2023 Bridges Conference Fashion Show
Jiangmei Wu
Designers
Biography
I am intrigued by these naturally occurring folds and how they can be analyzed in order to understand nature. Unfolding a folded design reveals a patterned map of creating and generating. And this map, also called a ‘crease pattern,’ is often the result of counterintuitive deliberation and calculation based on mathematical understanding. While it is difficult to describe the folded form through the visual characteristics of the folds on this map, it is more difficult to reverse engineer and come up with logical patterns of folds that can then be folded into desirable forms. I often employ mathematical understanding and computational algorithms in generating a map of folds.
Looks
About the look
Kallos
Muslin
2023
Kallos is a Greek word for beauty that pays homage to natural folds, folds of the worlds (how various cultures use folds, pleats, wraps, and drapes in clothing) , and in contemporary fashion in works such as Alexander McQeen's Oyster dress). It explores the connections between folds, body, material, and movement. As a wearable wrap made out of multiple small folds, Body and Pleats embraces the volume and depth of the folds, and the natural silhouettes of the folded material as it drapes over the body. It provides a sensual feel and appearance for the wearer. The wearer's body glides through the world, separated only by this second skin of folds and unfolds.
Kallos is part of a series of ongoing works on fabric origami that are based on a technique the artist calls “tessellation grafting.” To graft a tessellation, one starts by cutting along all the edges figuratively, creating a new tessellation by inserting rectangles, again, figuratively, along all the edges and polygons connecting the vertices. If a vertex in the original tessellation has a valence of three, then the polygon connecting the now-separated vertices must be a triangle.
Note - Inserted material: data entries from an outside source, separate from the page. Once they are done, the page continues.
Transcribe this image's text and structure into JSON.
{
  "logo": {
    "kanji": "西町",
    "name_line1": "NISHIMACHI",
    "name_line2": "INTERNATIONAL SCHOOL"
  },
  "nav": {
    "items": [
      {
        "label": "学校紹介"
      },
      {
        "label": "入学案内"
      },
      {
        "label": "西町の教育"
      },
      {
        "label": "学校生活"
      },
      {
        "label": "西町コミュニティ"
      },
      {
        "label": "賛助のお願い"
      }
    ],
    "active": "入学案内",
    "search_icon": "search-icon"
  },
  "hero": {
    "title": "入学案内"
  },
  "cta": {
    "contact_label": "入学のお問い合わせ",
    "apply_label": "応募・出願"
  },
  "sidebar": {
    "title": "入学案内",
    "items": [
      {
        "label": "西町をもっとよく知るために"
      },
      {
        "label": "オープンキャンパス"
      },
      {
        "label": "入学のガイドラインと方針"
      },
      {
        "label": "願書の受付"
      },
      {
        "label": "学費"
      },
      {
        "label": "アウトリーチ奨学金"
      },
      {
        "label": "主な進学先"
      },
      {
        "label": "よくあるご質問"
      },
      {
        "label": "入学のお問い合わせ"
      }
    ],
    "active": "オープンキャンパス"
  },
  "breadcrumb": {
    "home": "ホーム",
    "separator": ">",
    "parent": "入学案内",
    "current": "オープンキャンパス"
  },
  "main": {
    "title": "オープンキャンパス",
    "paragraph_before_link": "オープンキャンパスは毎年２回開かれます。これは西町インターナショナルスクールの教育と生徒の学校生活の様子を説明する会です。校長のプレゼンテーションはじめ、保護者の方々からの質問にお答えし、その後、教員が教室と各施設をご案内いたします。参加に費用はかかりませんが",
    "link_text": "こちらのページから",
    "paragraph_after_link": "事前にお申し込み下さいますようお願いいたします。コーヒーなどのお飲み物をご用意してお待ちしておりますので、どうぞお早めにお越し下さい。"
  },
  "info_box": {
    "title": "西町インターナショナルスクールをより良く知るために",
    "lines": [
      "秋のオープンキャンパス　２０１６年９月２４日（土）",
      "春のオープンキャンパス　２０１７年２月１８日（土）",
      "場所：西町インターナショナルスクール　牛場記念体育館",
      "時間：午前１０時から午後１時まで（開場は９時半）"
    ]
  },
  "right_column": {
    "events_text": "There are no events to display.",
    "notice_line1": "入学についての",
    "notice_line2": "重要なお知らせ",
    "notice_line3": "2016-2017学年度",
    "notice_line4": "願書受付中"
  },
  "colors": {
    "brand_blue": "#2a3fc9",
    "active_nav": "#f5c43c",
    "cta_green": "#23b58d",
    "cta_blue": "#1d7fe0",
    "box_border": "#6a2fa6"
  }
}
If a vertex in the original tessellation has a valence of four, then the polygon connecting the new vertices must be a quadrangle. In general, for vertices that are n-valent, the inserting polygons must be n-gons. To make the fabric origami, the corners of new polygons are sewn together, collapsing the polygons back to points and rectangles back to lines. On one side of the sewn fabric, the seams are now reflecting the original pattern. On the other side of the fabric, the fabric is carefully pleated and flattened to create a new tessellation. Interestingly, the tessellation grafting is rooted in the dual graph of a plane graph G in graph theory.